骨干通道上的网络论坛通信信息监测和分析的关键技术研究

Research of Key Technologies to Monitor and Analyze the BBS Information Transferred Through Backbone Network

【作者】 吴承荣

【导师】 张世永;

【作者基本信息】 复旦大学 , 计算机应用技术, 2011, 博士

【摘要】 经过近二十年的飞速发展,互联网已经从一种便捷的通信工具,逐渐演变成为一个虚拟社会。
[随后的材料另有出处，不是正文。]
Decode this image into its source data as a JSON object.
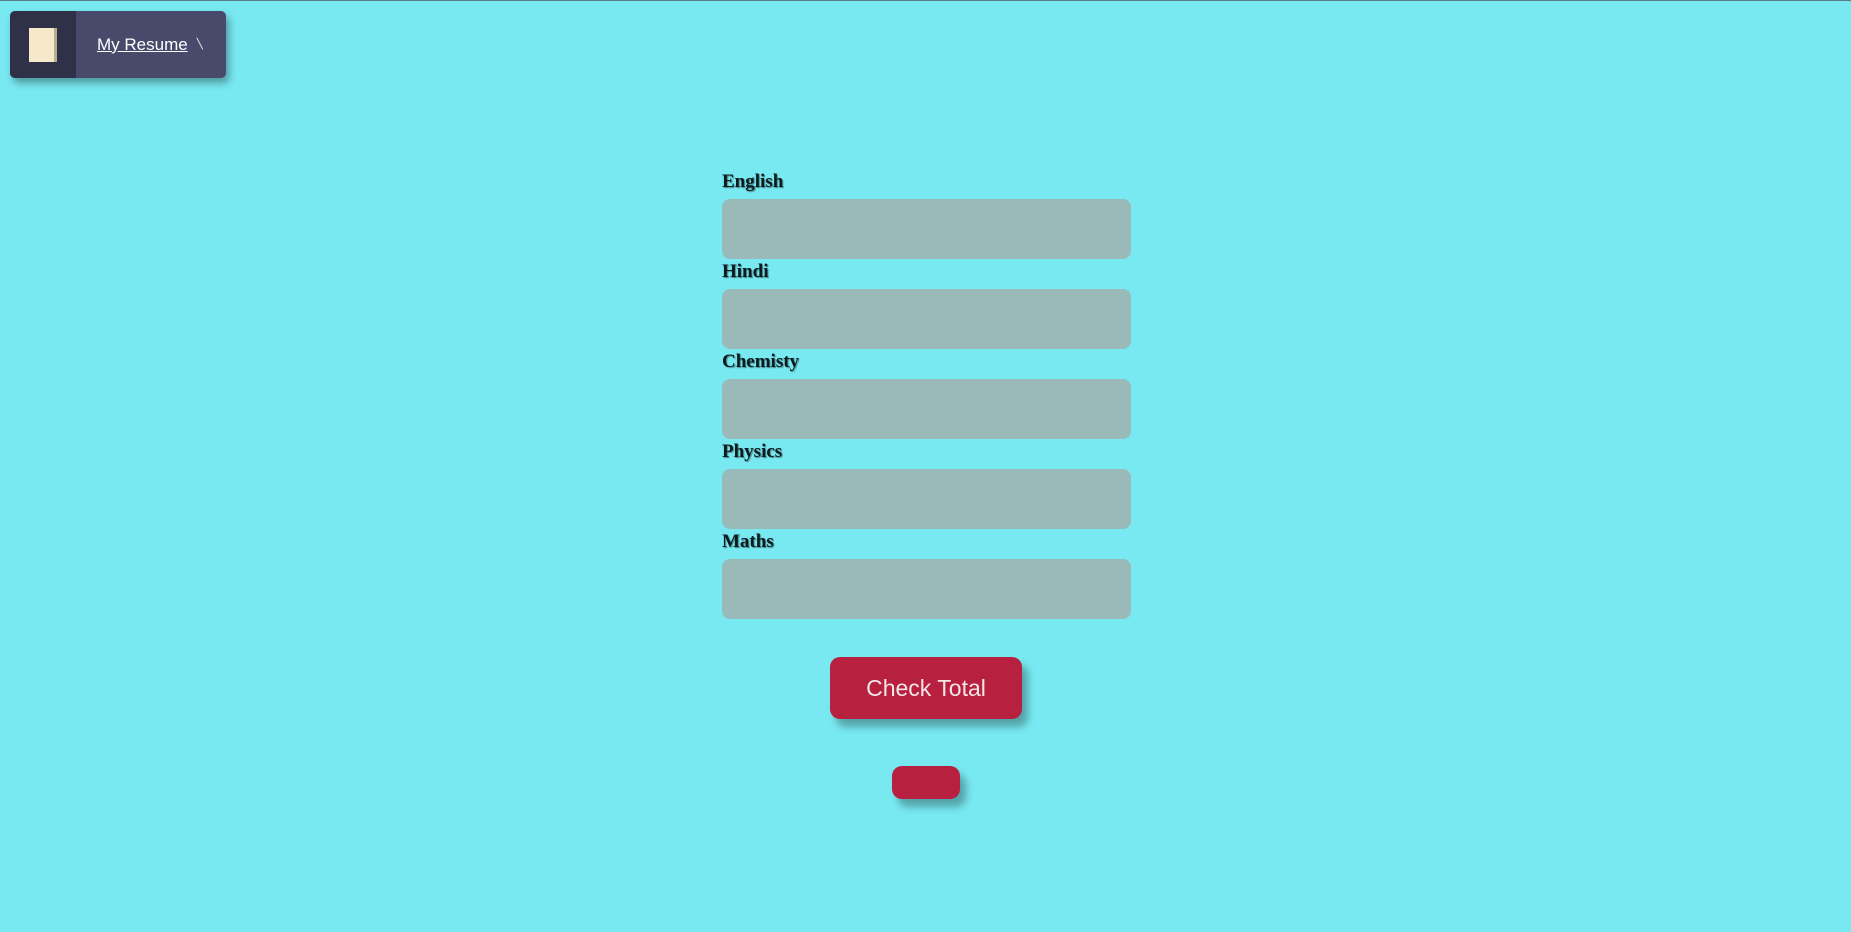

网络论坛是这个虚拟社会的重要组成部分,论坛中的言论传播面广、传播速度快,在一定程度上引导了舆论倾向。因此对网络论坛的通信信息进行监测和分析是了解当前舆情态势的有效渠道,对于网络虚拟社会的有序治理具有重要意义。本论文针对骨干通道上的网络论坛通信信息的监测和分析的关键技术进行了研究,主要包括以下内容:1.提出了一个“分层分布的高速骨干通信信息监测分析系统结构模型”。该模型横向根据功能和技术特性分层,纵向遵循骨干网通道的属地化管理原则构建分布式监测节点。对网络通信数据捕获、信息抽取、信息存储、深度分析、协同监测业务等重要环节的处理过程进行了归纳和抽象。其中的数据捕获、信息抽取、深度分析技术作为后续章节展开的重点。2.提出了一个“基于逻辑输出端口分组的过滤分流器设备”的设计方案。可以进行灵活的数据包复制和过滤,实现组内不同逻辑端口分流负载的灵活分配以及外接交换机二级分流。并在此基础上,提出了“动态反馈式前向缓存的过滤分流机制”的过滤分流优化机制,可以实现会话级别基于数据内容的过滤,以及灵活的关联数据完整截获。可以显著降低信息还原抽取层设备的规模。3.提出了一个“基于SVM和层次CRF的旁路截获数据的网络论坛信息抽取方法”。采用SVM技术通过对截获数据的宏观特征分析,自动识别论坛网站;采用层次CRF技术,对网络论坛会话的行为类型进行判断,并对相关信息元素进行类型标注,在此基础上形成信息抽取所用的Wrapper;采用wrapper技术对骨干网通道上的网络论坛信息进行自动抽取。4.提出了“基于旁路截获数据的网络言论特征参量体系”,以及“基于网络言论特征参量的深度分析方法”。充分考虑了论坛网站、版面、网民和帖子实体间的相互关系,将如网民对言论的兴趣、网民参与议论的程度、言论的扩散速度、网站关注程度等要素融合在一起;能够充分利用旁路截获数据的特性,通过对旁路截获数据中抽取的重要元素进行分析而获取网络言论规律特性,进行网络言论的态势分析和趋势预测。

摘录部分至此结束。